Browse Publications Technical Papers 2024-01-5068
2024-06-25

An Approach to Design an Air–Liquid Supersonic Ejector for Producing Aerosol Spray 2024-01-5068

This study aims to design a supersonic ejector, referred to as a liquid spray gun, with a simple operating procedure for producing an aerosol spray with adjustable droplet size distributions. A CFD model was developed to determine the influence of nozzle exit position and the primary air pressure on the supersonic patterns formed within the ejectors, providing a valuable insight into their internal physics. Based on the single-phase numerical results, at an air primary pressure of 2 bar, the flow may not reach a choking condition, possibly resulting in unstable ejector operation. However, at pressures exceeding 5 bar, the jet patterns emerging from the primary nozzle cause flow separation or the formation of vortex rings. This phenomenon leads to a flow configuration comparable to the diameter of the mixing tube, thereby reducing the available area for entrainment of suction flow. The suitable ejector was identified with a nozzle exit position of 13 mm and a primary pressure ranging from 3 to 4 bar.

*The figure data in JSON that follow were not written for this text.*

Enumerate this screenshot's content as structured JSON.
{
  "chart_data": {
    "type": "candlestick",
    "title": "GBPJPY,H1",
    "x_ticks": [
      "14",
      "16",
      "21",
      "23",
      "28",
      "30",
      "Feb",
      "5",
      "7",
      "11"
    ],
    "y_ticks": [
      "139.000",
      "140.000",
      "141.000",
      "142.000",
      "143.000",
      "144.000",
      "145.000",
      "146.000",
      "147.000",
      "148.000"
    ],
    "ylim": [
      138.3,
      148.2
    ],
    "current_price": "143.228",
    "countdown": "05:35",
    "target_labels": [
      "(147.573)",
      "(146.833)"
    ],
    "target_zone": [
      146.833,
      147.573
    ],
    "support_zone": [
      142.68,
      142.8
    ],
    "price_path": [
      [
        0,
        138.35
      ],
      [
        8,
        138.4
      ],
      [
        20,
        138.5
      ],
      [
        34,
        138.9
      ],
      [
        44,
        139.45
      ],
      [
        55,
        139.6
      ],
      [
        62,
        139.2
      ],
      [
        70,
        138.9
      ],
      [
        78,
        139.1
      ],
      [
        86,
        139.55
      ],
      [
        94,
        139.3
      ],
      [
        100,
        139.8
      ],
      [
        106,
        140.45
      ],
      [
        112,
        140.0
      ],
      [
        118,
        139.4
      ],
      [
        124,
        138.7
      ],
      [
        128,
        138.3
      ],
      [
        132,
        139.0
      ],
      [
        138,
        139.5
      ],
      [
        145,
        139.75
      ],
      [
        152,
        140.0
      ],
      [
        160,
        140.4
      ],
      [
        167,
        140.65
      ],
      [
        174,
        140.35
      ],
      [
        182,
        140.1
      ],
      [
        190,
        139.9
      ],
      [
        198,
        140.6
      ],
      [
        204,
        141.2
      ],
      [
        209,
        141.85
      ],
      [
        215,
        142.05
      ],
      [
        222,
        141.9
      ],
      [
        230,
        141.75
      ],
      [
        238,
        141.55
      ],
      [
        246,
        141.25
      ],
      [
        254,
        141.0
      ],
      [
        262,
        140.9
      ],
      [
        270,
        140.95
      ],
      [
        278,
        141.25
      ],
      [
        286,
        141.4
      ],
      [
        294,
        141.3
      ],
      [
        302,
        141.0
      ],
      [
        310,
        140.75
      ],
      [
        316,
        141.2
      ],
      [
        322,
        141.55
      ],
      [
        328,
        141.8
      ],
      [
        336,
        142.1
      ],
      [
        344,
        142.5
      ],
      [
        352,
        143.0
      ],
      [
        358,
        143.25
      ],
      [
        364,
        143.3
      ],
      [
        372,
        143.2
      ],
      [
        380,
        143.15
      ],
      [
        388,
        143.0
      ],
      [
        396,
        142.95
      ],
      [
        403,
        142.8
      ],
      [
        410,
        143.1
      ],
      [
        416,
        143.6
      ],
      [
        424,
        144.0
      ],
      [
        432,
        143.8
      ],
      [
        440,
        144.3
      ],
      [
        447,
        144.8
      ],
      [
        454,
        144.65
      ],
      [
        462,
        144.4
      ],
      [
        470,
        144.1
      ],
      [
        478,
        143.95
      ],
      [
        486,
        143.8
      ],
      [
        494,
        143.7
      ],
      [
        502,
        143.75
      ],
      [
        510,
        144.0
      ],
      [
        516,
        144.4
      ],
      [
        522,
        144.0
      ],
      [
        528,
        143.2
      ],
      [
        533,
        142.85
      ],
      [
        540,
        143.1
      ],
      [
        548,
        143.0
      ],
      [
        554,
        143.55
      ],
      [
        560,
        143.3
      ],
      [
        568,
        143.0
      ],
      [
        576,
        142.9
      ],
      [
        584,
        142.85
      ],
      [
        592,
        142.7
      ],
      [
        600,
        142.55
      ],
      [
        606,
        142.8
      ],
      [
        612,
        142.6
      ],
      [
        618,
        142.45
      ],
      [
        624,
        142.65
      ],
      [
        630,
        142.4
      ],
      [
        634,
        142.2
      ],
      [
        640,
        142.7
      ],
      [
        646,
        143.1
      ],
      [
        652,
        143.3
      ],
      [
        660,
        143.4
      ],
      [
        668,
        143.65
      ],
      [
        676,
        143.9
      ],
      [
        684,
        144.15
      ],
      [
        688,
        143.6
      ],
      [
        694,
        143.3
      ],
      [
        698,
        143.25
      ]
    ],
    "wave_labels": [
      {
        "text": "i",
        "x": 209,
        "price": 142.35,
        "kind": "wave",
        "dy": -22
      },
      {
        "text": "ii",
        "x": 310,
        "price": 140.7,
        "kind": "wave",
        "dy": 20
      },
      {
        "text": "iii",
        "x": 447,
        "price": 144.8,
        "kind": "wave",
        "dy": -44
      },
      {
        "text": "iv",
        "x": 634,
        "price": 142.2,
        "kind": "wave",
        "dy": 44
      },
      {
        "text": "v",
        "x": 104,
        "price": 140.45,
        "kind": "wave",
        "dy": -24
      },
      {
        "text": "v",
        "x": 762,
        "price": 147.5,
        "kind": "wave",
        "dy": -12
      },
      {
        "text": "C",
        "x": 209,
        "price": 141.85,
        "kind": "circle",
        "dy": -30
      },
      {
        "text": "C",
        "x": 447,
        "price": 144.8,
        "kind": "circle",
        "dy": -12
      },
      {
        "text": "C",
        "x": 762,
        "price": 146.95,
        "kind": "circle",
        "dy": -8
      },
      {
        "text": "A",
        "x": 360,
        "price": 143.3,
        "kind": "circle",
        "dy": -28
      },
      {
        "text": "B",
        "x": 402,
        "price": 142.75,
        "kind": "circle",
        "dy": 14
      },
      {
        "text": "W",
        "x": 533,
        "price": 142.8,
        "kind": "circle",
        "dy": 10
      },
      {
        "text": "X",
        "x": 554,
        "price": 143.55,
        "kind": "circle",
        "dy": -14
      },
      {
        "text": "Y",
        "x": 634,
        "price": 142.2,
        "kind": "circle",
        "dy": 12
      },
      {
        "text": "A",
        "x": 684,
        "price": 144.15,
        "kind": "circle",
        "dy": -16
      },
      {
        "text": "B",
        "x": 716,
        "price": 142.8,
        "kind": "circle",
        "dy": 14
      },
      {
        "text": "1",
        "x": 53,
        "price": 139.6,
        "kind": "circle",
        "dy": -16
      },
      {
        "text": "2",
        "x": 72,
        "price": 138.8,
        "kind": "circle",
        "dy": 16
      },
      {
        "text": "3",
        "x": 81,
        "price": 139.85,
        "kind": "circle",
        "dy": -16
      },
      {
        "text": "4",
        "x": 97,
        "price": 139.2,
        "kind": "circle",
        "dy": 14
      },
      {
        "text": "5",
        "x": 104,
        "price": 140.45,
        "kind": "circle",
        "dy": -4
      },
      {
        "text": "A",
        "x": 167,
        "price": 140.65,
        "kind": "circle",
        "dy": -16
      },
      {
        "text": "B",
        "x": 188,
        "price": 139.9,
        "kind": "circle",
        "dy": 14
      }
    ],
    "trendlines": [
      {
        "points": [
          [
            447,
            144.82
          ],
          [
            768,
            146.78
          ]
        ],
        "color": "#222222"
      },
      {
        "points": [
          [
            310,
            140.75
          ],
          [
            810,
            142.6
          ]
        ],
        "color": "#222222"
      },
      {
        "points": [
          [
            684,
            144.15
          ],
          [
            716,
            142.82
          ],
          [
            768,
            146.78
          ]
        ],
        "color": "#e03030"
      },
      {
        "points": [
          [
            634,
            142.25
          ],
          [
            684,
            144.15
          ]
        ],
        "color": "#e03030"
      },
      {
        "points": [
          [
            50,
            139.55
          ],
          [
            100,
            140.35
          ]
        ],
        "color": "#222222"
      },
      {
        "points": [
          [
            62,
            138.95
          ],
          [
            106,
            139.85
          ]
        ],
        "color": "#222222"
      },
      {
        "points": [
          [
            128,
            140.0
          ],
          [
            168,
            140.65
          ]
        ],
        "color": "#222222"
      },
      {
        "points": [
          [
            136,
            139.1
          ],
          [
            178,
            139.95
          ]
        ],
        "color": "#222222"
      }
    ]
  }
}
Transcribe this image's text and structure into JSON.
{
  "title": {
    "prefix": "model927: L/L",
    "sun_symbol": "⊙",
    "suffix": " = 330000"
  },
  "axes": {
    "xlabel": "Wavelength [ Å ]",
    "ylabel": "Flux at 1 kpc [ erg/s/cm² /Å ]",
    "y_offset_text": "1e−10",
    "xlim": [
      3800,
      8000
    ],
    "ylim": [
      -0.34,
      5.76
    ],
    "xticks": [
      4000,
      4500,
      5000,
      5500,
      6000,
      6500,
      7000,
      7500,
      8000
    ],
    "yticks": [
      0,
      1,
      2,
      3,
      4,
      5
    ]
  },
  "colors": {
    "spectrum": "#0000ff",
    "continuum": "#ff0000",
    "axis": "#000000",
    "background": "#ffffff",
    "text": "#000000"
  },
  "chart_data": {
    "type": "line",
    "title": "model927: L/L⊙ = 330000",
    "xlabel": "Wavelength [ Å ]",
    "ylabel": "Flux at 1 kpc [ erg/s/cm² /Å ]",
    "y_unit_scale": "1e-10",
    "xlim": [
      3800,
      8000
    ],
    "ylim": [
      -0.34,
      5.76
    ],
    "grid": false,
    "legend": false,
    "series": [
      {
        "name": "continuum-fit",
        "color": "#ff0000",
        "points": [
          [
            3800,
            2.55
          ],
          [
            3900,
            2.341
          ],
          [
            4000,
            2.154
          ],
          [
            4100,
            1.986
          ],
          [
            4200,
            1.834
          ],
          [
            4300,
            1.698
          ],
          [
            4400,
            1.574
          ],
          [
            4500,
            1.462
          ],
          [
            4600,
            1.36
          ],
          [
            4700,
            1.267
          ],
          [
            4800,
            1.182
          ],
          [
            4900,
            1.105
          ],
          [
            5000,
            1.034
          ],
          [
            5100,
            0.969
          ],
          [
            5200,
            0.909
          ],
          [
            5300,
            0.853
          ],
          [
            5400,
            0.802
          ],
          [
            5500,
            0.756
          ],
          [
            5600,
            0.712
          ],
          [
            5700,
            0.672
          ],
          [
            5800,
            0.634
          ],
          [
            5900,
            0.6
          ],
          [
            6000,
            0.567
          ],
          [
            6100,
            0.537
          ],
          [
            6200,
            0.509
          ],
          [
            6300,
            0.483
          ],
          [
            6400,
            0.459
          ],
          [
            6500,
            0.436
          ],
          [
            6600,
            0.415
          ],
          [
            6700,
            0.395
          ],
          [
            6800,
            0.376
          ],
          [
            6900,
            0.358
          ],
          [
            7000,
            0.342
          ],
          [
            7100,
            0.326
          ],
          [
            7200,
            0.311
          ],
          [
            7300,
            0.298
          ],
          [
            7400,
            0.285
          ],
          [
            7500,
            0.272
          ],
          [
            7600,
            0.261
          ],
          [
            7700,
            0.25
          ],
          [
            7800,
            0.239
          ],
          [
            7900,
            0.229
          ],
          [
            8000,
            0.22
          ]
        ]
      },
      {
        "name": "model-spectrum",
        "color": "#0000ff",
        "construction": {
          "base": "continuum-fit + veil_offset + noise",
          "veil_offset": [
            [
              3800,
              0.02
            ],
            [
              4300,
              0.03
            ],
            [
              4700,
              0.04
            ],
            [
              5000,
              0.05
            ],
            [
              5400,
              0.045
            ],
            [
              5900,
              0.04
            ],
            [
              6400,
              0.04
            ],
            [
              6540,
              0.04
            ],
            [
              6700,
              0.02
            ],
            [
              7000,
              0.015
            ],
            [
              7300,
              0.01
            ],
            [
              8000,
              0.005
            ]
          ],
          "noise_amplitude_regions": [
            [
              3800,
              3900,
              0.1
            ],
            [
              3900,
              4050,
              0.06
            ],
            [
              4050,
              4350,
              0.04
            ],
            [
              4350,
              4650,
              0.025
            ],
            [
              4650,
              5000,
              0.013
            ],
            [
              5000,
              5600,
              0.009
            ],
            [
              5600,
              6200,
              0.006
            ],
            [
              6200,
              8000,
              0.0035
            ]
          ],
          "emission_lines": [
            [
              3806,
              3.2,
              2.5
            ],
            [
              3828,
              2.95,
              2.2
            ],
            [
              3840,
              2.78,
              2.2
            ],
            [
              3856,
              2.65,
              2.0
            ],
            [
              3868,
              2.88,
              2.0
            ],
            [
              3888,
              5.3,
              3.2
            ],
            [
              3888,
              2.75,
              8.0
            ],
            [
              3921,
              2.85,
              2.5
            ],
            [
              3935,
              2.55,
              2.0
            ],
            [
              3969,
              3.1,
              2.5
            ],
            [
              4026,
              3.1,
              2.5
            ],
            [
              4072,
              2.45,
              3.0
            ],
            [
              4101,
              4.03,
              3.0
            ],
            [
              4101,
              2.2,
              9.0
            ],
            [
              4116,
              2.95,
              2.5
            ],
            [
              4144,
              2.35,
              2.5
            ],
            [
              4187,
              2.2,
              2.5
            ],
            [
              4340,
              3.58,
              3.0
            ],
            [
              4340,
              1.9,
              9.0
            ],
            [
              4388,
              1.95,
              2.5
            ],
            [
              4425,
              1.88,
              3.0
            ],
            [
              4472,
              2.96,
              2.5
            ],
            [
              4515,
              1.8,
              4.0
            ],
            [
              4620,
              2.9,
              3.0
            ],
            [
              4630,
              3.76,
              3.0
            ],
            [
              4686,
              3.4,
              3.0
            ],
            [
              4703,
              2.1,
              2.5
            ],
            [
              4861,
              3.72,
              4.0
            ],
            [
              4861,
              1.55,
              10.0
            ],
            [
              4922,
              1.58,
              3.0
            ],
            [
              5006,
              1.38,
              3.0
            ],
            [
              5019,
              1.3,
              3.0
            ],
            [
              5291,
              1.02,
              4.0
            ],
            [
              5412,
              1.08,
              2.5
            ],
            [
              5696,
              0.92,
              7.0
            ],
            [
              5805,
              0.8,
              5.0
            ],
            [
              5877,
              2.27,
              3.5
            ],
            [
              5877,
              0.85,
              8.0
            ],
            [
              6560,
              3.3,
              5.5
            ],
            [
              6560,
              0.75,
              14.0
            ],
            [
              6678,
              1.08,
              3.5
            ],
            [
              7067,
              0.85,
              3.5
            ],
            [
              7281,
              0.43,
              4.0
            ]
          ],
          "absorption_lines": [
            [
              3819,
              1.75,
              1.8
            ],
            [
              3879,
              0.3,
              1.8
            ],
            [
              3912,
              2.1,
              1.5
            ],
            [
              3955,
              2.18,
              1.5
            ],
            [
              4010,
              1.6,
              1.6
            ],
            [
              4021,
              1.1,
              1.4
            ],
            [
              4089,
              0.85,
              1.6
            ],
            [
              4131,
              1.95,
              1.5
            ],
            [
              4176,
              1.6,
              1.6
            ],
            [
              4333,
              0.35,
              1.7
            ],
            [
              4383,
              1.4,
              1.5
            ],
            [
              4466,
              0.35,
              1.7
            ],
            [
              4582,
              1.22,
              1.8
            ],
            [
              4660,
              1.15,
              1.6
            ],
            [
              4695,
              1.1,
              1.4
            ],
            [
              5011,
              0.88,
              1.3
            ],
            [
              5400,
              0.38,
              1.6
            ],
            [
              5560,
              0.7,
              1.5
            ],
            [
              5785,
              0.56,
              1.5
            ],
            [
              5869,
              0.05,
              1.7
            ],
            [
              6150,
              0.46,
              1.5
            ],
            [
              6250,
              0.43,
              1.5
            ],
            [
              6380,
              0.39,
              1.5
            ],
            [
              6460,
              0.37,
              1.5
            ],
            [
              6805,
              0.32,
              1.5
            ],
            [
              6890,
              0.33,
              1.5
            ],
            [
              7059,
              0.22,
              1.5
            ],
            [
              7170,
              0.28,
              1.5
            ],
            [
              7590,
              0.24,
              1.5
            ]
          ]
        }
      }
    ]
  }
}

Consequently, a high-speed imaging shadowgraph system was successfully developed to experimentally analyze the water spray pattern within the designed ejector. The experimental results indicate that the ejector performs effectively under different operating conditions, producing a fine water spray with predominantly small droplet sizes below 30 μm when the air pressure is within the range of 3 to 4 bar. These results highlight the capability of the supersonic ejector as a spray gun for generating aerosols suitable for contaminated surface cleaning and other relevant applications.